NYT vs OpenAI and Microsoft: Three Scenarios with a Big Impact on Our Digital Environment
It was bound to happen. On December 27, 2023, The New York Times sued OpenAI and Microsoft for mass copyright infringement related to how the companies used the publisher’s content as training data for their generative artificial intelligence systems. The lawsuit is the latest and the most high-profile case in a string of similar lawsuits that have been filed against AI companies recently.
According to the case documents, the The New York Times wants OpenAI and Microsoft to stop using its content as training data and to destroy the content from their systems along with the models trained on the content. This would not only require re-training systems such as ChatGPT with potentially poorer training data but also open the door for other copyright owners to require OpenAI and Microsoft to do the same.
The case is built on two arguments.
First, The New York Times argues that the defendants have already benefited commercially and aim to further benefit from derivative products unlawfully based on the copyrighted content. In other words, the financial interests of the company and its shareholders are being violated. Second, The New York Times argues that its capacity to fund high quality journalism is at stake and, more generally, journalism in general if technology companies are allowed to scrape and use copyrighted content under the fair use doctrine.
A lot is at stake in the lawsuit that may turn out to be a watershed moment in the evolution of AI. Generative AI is just as much about the data than the algorithms.
In some ways, the situation is analogous to the rise of search engines twenty years ago. Search engines indexed everyone’s content and started selling advertisements next to the index, rerouting massive amounts of advertising money away from publishers. Yet, search engines by design pass visitors on to publishers’ websites. Generative AI tools are not built to do this, which is why they can have potentially much more dramatic impact on publishers. However, this time publishers such as The New York Times are better prepared to protect their interests.
Below, I sketch three scenarios how the lawsuit may unfold.
OpenAI and Microsoft win
This seems an unlikely outcome.

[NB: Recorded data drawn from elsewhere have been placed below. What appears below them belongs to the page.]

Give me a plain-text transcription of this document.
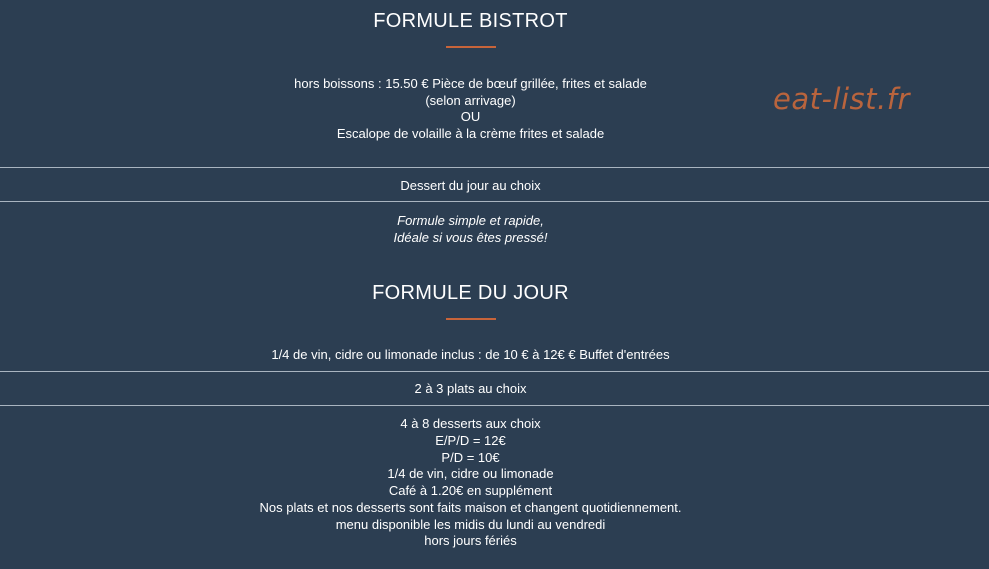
FORMULE BISTROT
hors boissons : 15.50 € Pièce de bœuf grillée, frites et salade
(selon arrivage)
OU
Escalope de volaille à la crème frites et salade
eat-list.fr
Dessert du jour au choix
Formule simple et rapide,
Idéale si vous êtes pressé!
FORMULE DU JOUR
1/4 de vin, cidre ou limonade inclus : de 10 € à 12€ € Buffet d'entrées
2 à 3 plats au choix
4 à 8 desserts aux choix
E/P/D = 12€
P/D = 10€
1/4 de vin, cidre ou limonade
Café à 1.20€ en supplément
Nos plats et nos desserts sont faits maison et changent quotidiennement.
menu disponible les midis du lundi au vendredi
hors jours fériés
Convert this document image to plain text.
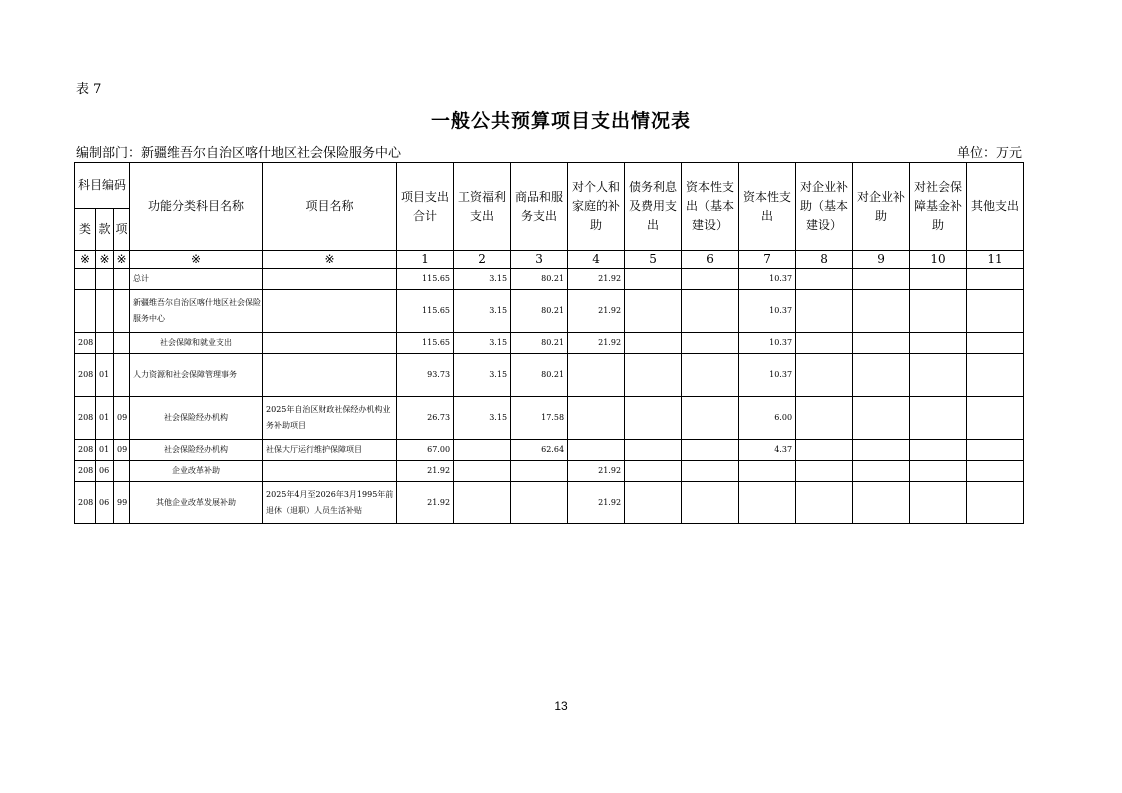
表 7
一般公共预算项目支出情况表
编制部门：新疆维吾尔自治区喀什地区社会保险服务中心	单位：万元
科目编码			功能分类科目名称	项目名称	项目支出合计	工资福利支出	商品和服务支出	对个人和家庭的补助	债务利息及费用支出	资本性支出（基本建设）	资本性支出	对企业补助（基本建设）	对企业补助	对社会保障基金补助	其他支出
类	款	项													
※	※	※	※	※	1	2	3	4	5	6	7	8	9	10	11
			总计		115.65	3.15	80.21	21.92			10.37				
			新疆维吾尔自治区喀什地区社会保险服务中心		115.65	3.15	80.21	21.92			10.37				
208			社会保障和就业支出		115.65	3.15	80.21	21.92			10.37				
208	01		人力资源和社会保障管理事务		93.73	3.15	80.21				10.37				
208	01	09	社会保险经办机构	2025年自治区财政社保经办机构业务补助项目	26.73	3.15	17.58				6.00				
208	01	09	社会保险经办机构	社保大厅运行维护保障项目	67.00		62.64				4.37				
208	06		企业改革补助		21.92			21.92							
208	06	99	其他企业改革发展补助	2025年4月至2026年3月1995年前退休（退职）人员生活补贴	21.92			21.92							
13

People who have read through the case documents (including me) against OpenAI and Microsoft seem to think that the case is strong. I would also imagine that OpenAI and Microsoft will prefer, if possible, an out-of-court settlement to the risk of losing the case. Yet, when it comes to complex court cases, anything is possible. If OpenAI and Microsoft win the case, this would probably redefine the idea ‘fair use’ of copyrighted content quite a bit. Systematically harvesting millions of copyrighted documents and using them to build a competing product cannot be fair use, or can it?
Yet, there is a caveat. Even if OpenAI and Microsoft would win, no one can force copyright owners to make their content available for technology companies — and technology can be used to stop AI from scraping content. Some content platforms have already implemented such features and the victory for the two tech companies could trigger an arms race to secure content ecosystems against unwanted scraping by the developers of AI.
Out-of-court settlement
This is the most likely outcome if The New York Times is more interested in its shareholders than journalism as a public good. Indeed, given that The New York Times was in talks with OpenAI and Microsoft before suing them, a possible interpretation of the lawsuit is that it is a negotiation tactic. The New York Times will use it as a leverage to reach a favorable agreement with the companies. This way, the company could protect its own capacity to produce high quality journalism.
Other large corporations will then undoubtedly follow, using armies of lawyers to erect a complex web of contracts with AI companies to supply them training data — while smaller players and individuals are left out in the cold. Axel Springer has already entered into such a relationship with OpenAI. All in all, I would not be surprised if big copyright holders will find a way to retain status quo by forcing OpenAI and Microsoft to share some of the revenues from products based on generative AI. Whether anything will trickle down to individual content producers will remain to be seen (I would not hold my breath).
The New York Times wins
If The New York Times is interested in journalism as a public good, then it might see through the lawsuit and refuse an out-of-court settlement. If the publisher wins, this will not be the end of generative AI or Microsoft or even OpenAI. The companies will have to cough up some damages and maybe retrain their models and, most importantly, come up with solutions to source training data fairly. If technology companies can create highly sophisticated generative AI systems, they should be able come up with solutions to distribute value created by AI tools to those whose works are used as training data. A win for The New York Times could set the development of generative AI on a trajectory where technology companies have an incentive to do this.
Finally, OpenAI and Microsoft probably expected to be sued for their use of copyrighted material as training data so it will be interesting to see what kind of approach they take to defend themselves. Is it going to be based on ‘fair use’ argument as the case documents assume or something else? One way or the other, The New York Times vs. OpenAI and Microsoft case will have a major impact on the development of generative AI and our future digital environment.